The bottom line is very simple. Legislators sit in the nation’s Sovereign body, Parliament. They pass Bills and frame instruments which become Law. They do it badly and often for the worst of reasons. The police’s job is to prosecute, without fear or favour, all those who break that law, and deliver suspects to the Courts. They perform that task incredibly badly most of the time, and sometimes for corrupt reasons. The judiciary guides juries and takes views in each individual case brought before them, sometimes using reporters in Court as a means of pointing out when those laws they’re given are asses. Most of the time they do the job quite well; and almost always, they ignore (or bridle at) political criticism as being very probably based on grubby motives*.
My conclusion is that this is a media-police-Government mess, in which the judiciary is scarcely involved at all.

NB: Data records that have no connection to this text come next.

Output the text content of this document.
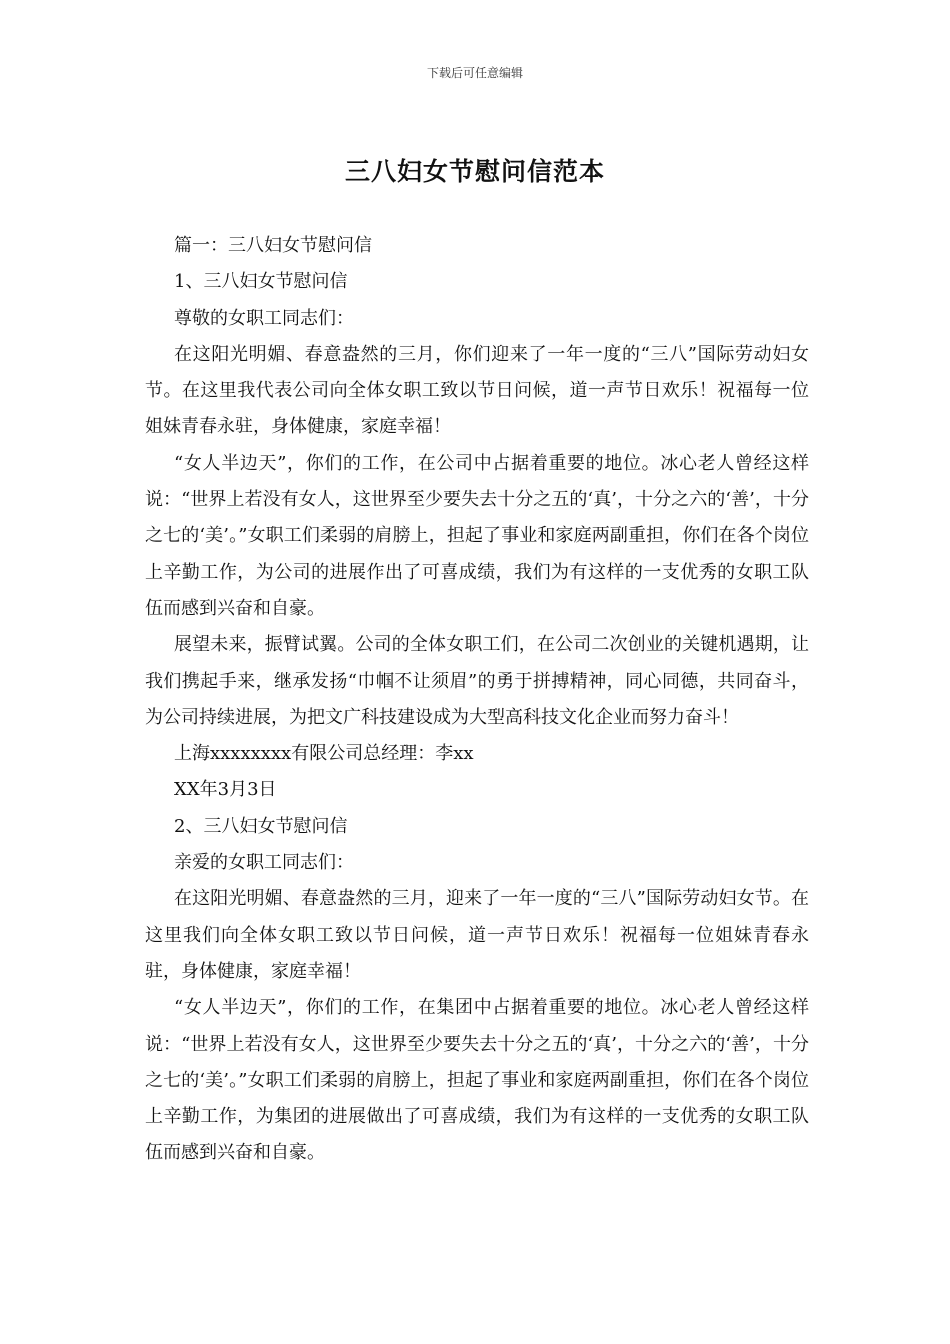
下载后可任意编辑
三八妇女节慰问信范本

篇一：三八妇女节慰问信

1、三八妇女节慰问信

尊敬的女职工同志们：

在这阳光明媚、春意盎然的三月，你们迎来了一年一度的“三八”国际劳动妇女节。在这里我代表公司向全体女职工致以节日问候，道一声节日欢乐！祝福每一位姐妹青春永驻，身体健康，家庭幸福！

“女人半边天”，你们的工作，在公司中占据着重要的地位。冰心老人曾经这样说：“世界上若没有女人，这世界至少要失去十分之五的‘真’，十分之六的‘善’，十分之七的‘美’。”女职工们柔弱的肩膀上，担起了事业和家庭两副重担，你们在各个岗位上辛勤工作，为公司的进展作出了可喜成绩，我们为有这样的一支优秀的女职工队伍而感到兴奋和自豪。

展望未来，振臂试翼。公司的全体女职工们，在公司二次创业的关键机遇期，让我们携起手来，继承发扬“巾帼不让须眉”的勇于拼搏精神，同心同德，共同奋斗，为公司持续进展，为把文广科技建设成为大型高科技文化企业而努力奋斗！

上海xxxxxxxx有限公司总经理：李xx

XX年3月3日

2、三八妇女节慰问信

亲爱的女职工同志们：

在这阳光明媚、春意盎然的三月，迎来了一年一度的“三八”国际劳动妇女节。在这里我们向全体女职工致以节日问候，道一声节日欢乐！祝福每一位姐妹青春永驻，身体健康，家庭幸福！

“女人半边天”，你们的工作，在集团中占据着重要的地位。冰心老人曾经这样说：“世界上若没有女人，这世界至少要失去十分之五的‘真’，十分之六的‘善’，十分之七的‘美’。”女职工们柔弱的肩膀上，担起了事业和家庭两副重担，你们在各个岗位上辛勤工作，为集团的进展做出了可喜成绩，我们为有这样的一支优秀的女职工队伍而感到兴奋和自豪。
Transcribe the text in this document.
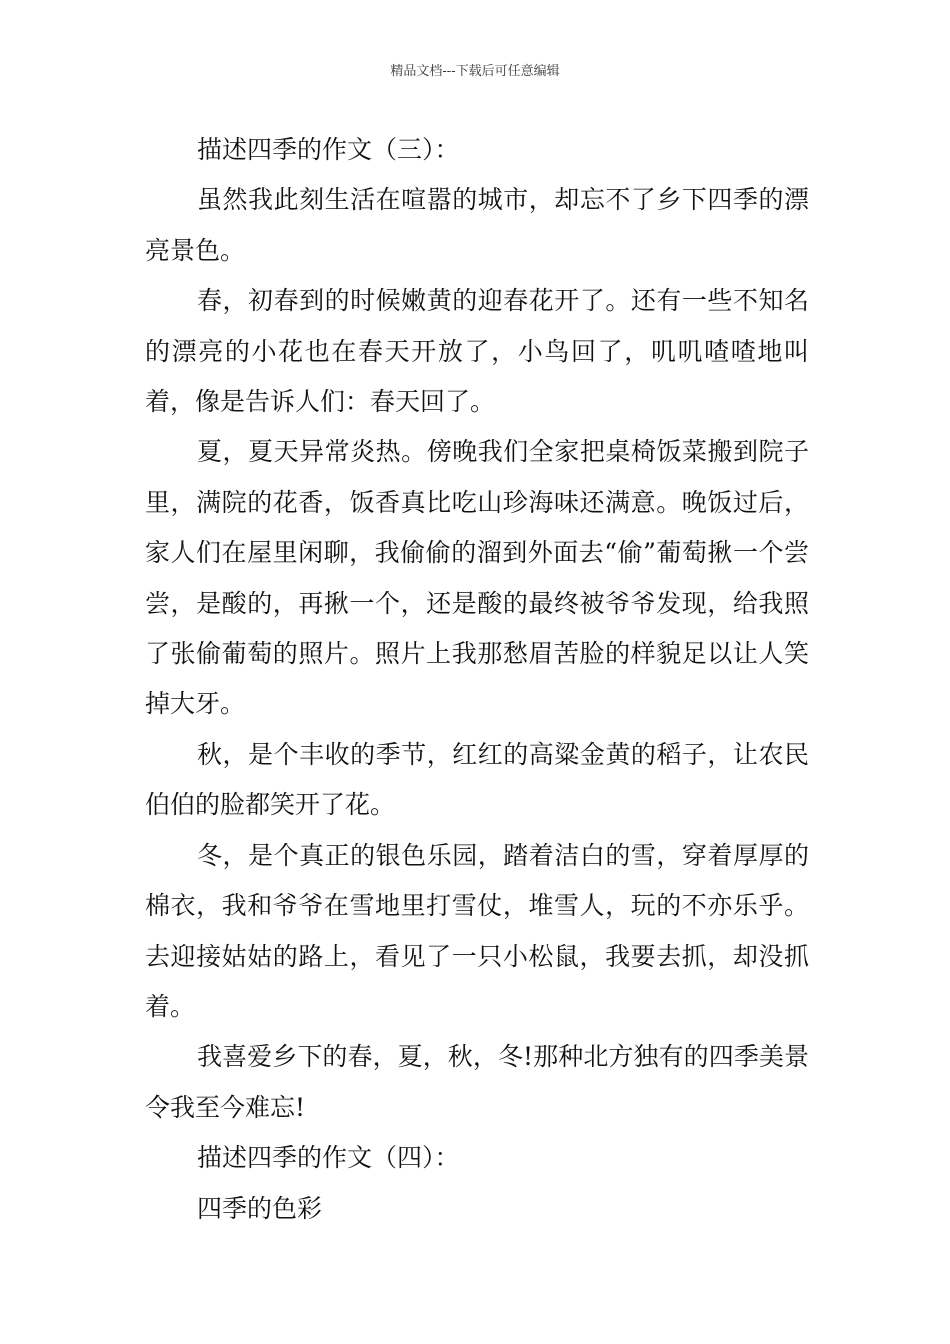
精品文档---下载后可任意编辑

描述四季的作文（三）：

虽然我此刻生活在喧嚣的城市，却忘不了乡下四季的漂亮景色。

春，初春到的时候嫩黄的迎春花开了。还有一些不知名的漂亮的小花也在春天开放了，小鸟回了，叽叽喳喳地叫着，像是告诉人们：春天回了。

夏，夏天异常炎热。傍晚我们全家把桌椅饭菜搬到院子里，满院的花香，饭香真比吃山珍海味还满意。晚饭过后，家人们在屋里闲聊，我偷偷的溜到外面去“偷”葡萄揪一个尝尝，是酸的，再揪一个，还是酸的最终被爷爷发现，给我照了张偷葡萄的照片。照片上我那愁眉苦脸的样貌足以让人笑掉大牙。

秋，是个丰收的季节，红红的高粱金黄的稻子，让农民伯伯的脸都笑开了花。

冬，是个真正的银色乐园，踏着洁白的雪，穿着厚厚的棉衣，我和爷爷在雪地里打雪仗，堆雪人，玩的不亦乐乎。去迎接姑姑的路上，看见了一只小松鼠，我要去抓，却没抓着。

我喜爱乡下的春，夏，秋，冬!那种北方独有的四季美景令我至今难忘!

描述四季的作文（四）：

四季的色彩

But whatever one’s personal take on this is, Separation of Powers is the only way a State can deliver equality before the Law. And without that equality, there can be no citizen protection, no guarantee of citizen liberty, and no true democracy. If the Establishment learns no lesson beyond this from Hackgate, then all this upheaval will have been worthwhile
As I sit here tapping away, there is (I’m glad to remark) a recognition in most media channels that the course of investigation and prosecution of criminal activity must take precedence over what is, essentially, a political scrum. This too I find healthy: Parliament is our sovereign body, but it is not impotent. The police have a job to do: the time has come for them to follow the judges’ example by ignoring the ego-driven squeals of spineless MPs keen to get a moment in the spotlight.
Sir Paul Stephenson’s resignation press conference is on BBCNews on a near-loop. The bloke seems decent enough, but he is still smug – and firmly stuck in arse-covering mode. He says he didn’t suspect Neil Wallis, which makes him a lousy copper. And he hired him in the first place, which makes him a lousy judge of character.
David Cameron showed the same odd melange of sloppy naivety in hiring Coulson and befriending Brooks. I’ll be writing about his likely fate tomorrow.